WPF is strongly based on observability, as well as the mutability of the underlying model/viewmodel, with DPs and INotify* interfaces. Is it fighting against the protocol-buffer approach of create/mutate POCO's?
The typical context is having a WPF client application, connected via TCP/IP to an embedded device running Linux. Basically, I'm evaluating pros/cons of several solutions in order to find out the best one.
Thank you in advance.
Upvotes: 1
Views: 891
Reputation: 1063338
Your key points seem to be about mutability and observability.
The google protobuf API is indeed largely immutable and won't love WPF very much; however, you also mention protobuf-net, which is not that pattern, and adopts instead standard .NET idioms.
A protobuf-net model can be any standard model you want. If you want it to have notification events... have notification events. It won't mind. I can't remember 100%, but if you are working from a .proto file, I believe there is a switch to have to codegen add notification events automatically, but .proto is entirely optional with protobuf-net.

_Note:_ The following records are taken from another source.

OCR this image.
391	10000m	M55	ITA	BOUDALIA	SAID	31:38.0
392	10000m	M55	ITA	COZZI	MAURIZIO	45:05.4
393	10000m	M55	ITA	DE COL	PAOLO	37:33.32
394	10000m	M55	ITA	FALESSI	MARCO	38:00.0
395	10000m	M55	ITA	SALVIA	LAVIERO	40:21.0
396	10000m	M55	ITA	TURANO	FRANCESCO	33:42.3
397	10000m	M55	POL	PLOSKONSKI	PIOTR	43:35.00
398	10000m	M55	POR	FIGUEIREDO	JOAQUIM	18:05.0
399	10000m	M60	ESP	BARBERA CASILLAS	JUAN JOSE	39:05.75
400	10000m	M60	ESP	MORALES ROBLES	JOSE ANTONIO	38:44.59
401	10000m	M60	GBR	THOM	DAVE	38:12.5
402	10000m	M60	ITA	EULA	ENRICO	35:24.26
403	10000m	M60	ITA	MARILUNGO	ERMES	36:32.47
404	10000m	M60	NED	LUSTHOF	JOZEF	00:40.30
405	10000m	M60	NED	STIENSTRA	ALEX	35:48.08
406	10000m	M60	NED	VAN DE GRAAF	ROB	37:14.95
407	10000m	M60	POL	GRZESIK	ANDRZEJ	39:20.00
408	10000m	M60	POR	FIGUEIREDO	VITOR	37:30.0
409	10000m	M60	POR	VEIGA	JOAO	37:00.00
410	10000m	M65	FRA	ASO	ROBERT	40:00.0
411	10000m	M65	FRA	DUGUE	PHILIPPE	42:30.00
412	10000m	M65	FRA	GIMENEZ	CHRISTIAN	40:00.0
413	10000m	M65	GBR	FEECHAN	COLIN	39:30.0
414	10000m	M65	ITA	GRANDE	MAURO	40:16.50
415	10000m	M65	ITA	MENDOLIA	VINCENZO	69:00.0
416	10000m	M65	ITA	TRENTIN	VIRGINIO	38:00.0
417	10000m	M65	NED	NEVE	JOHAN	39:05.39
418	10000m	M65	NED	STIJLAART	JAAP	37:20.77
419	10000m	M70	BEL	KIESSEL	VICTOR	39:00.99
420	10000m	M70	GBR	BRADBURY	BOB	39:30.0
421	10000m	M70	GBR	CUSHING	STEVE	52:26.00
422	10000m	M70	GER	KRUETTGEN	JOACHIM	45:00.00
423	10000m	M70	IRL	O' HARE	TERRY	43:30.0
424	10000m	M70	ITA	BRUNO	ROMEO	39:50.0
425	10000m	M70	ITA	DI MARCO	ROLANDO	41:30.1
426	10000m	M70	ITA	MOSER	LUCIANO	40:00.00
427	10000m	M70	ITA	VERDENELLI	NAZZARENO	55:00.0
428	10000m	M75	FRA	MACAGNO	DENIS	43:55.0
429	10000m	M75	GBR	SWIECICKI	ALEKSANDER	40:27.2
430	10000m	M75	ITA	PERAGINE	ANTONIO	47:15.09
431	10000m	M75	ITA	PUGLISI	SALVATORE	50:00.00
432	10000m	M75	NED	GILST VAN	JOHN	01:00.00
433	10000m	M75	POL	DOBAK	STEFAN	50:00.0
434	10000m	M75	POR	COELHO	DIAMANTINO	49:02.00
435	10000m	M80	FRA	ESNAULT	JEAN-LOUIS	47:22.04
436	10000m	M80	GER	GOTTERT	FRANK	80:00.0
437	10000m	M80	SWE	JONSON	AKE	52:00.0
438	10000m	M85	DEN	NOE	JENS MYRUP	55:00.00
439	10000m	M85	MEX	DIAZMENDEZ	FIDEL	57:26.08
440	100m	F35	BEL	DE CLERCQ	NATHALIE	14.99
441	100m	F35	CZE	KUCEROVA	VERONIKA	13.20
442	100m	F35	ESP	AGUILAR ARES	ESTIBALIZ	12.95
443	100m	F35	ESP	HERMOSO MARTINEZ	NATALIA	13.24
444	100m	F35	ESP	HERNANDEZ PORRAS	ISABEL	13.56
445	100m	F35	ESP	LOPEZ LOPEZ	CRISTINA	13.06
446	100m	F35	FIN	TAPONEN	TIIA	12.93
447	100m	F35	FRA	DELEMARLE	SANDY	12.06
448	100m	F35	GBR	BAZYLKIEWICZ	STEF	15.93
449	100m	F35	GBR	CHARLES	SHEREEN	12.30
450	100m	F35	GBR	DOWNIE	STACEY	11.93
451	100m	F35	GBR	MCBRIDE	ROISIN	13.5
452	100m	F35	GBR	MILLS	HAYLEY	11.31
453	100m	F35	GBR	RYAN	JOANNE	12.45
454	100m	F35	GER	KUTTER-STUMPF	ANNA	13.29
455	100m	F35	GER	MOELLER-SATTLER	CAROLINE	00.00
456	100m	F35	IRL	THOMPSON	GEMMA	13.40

The output from protobuf-net should be entirely interchangeable with any other implementation for your linux device. One option there would be Mono/protobuf-net, but you could use the "standard" implementations too.
Upvotes: 0
Reputation: 178770
WPF should have zero bearing on this because your data exchange should be separated into a separate, UI-agnostic layer. Your service layer can return non-GPB objects if necessary (or returns interfaces that your GPB objects implement via partial classes), and your view model layer provides yet another layer of insulation.